Preradović (Прерадовић) is a Serbian surname, derived from Prerad. The surname is traditionally widespread in territories of the historical Military Frontier. At least 100 individuals with the surname died at the Jasenovac concentration camp. It may refer to:

- Petar Preradović (1818–1872), Austro-Hungarian general
- Paula von Preradović (1887–1951), Austrian poet
- Rajko Depreradović (c. 1700 – after 1764) was a Serbian leader of colonists who settled the Donbas region in 1752. He is the father of Nikolay and Leontii.
- Nikolay Depreradovich (1767–1843) one of the most decorated Russian Generals who fought against Napoleonic France.

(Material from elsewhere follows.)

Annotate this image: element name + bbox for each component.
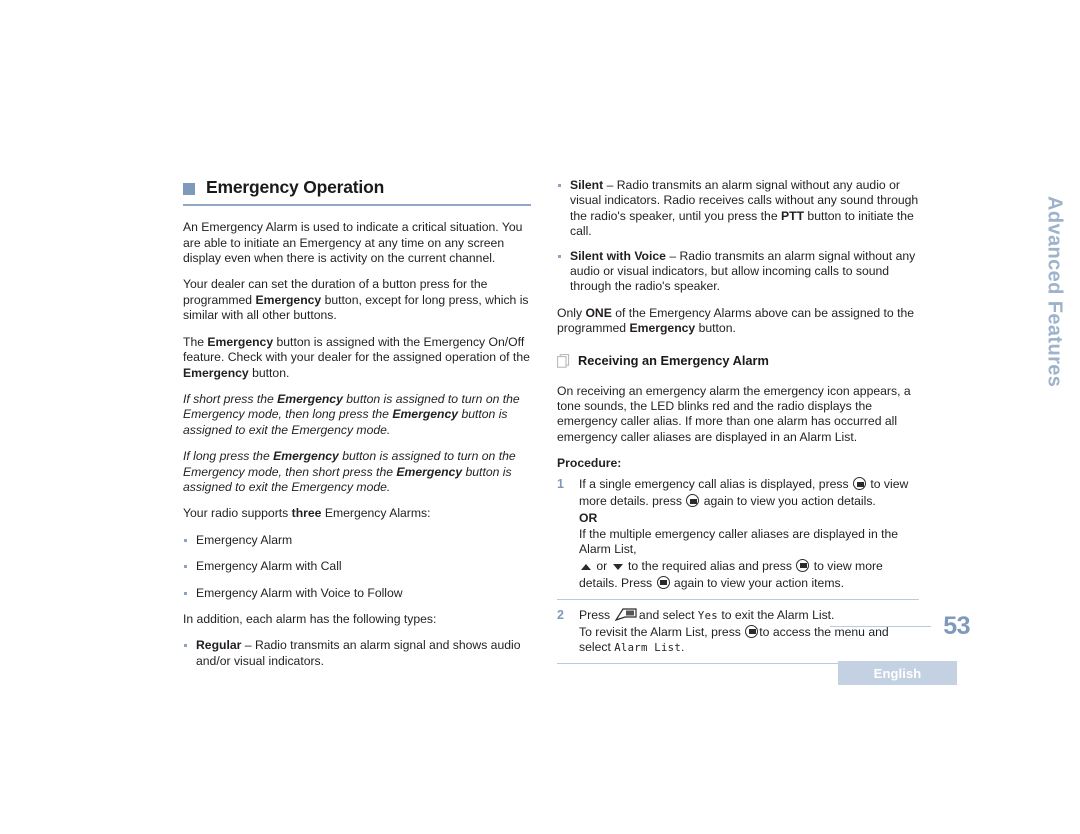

- Leontii Depreradovich (1766-1844) also fought against Napoleonic France with distinction.

==Families==
The Preradović hail from Old Serbia, from where they settled the Kingdom of Hungary. Jovan Preradović from Bačka received Hungarian noble status in 1626. The nobility status was confirmed in 1667 for Jovan's son, Ivan. A Preradović family moved from Počitelj in Lika to Donja Krajina (modern Bjelovar-Križevci County) in 1750. Lieutenant Rajko Preradović from Bačka brought Serbs from Potisje to Russia in 1751. The Preradović family was one of several families that had settled New Serbia and Slavo-Serbia. The Preradović family in Hungary were kin to the Preradović family in the Military Frontier. The Preradović family in the Tisa Military Frontier received nobility status in 1704. General and poet Petar Preradović belonged to this family.